Cuisses de grenouilles first became popular in the 16th century when the frogs were hunted in the wild. In the 1970s this was made illegal because of diminishing numbers.
Farming them is hard and since 2010 just two frog farms have been set up. France imports 800tonnes of fresh legs from Turkey and 4,000 frozen ones from Indonesia.

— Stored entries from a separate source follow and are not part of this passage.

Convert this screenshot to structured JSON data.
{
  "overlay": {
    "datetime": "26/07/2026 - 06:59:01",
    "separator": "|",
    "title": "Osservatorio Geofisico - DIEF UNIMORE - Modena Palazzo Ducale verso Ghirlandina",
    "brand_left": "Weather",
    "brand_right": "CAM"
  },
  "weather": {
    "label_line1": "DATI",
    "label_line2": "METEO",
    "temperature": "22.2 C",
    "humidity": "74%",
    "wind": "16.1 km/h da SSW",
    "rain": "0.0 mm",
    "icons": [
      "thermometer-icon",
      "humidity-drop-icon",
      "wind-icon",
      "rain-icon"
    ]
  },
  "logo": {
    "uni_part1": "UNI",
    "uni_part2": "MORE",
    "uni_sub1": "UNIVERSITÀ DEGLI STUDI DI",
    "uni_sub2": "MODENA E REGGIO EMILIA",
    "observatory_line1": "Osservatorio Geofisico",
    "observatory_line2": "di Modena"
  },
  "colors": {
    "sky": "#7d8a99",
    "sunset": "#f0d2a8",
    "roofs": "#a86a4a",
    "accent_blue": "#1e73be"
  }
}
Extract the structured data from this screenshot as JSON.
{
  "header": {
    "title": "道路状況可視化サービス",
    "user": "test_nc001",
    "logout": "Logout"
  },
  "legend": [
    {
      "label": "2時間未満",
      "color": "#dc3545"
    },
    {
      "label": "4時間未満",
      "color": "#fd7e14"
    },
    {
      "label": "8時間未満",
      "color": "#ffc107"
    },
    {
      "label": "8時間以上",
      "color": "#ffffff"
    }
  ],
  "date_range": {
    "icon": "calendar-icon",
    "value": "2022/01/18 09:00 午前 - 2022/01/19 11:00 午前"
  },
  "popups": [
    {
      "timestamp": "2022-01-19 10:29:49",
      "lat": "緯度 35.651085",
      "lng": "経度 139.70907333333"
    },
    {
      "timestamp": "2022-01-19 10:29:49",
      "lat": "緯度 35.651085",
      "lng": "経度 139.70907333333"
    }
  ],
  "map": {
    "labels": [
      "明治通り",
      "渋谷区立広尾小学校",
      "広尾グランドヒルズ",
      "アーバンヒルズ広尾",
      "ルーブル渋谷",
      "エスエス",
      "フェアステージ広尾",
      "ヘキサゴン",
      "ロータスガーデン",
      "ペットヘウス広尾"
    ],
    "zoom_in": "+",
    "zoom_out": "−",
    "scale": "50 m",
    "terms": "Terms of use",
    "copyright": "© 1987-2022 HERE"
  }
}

It is their No1 customer, alarming ecologists with the Natural History Museum in Paris warning that 99% of those sold in supermarkets are not labelled accurately as to the species, with many taken indiscriminately from the wild in Asia every year.
If you want to taste cuisses in all their forms, try Rainettes, which opened in Paris last year as the first frogs legs bar. The name is a colloquial term for frogs in French.
As for snails or escargots The French eat 16,000 tonnes a year – 424million snails – more per person than anywhere else.
It started in the Renaissance with the wealthy; Burgundy wine producers then sent them to Paris where the poor would preserve them for when other meat was scarce. First collected in the wild, it was not until the 70s that snail farms began. There are now about 300.
Two-thirds of consumption is at Christmas with Burgundy and Alsace leading the way.
Leading prepared-snail producer Française de Gastronomie turns 110million snails into foodie treats a year, and is experimenting with Escargot Bites in a pastry shell. Snails have health benefits, being rich in proteins and minerals.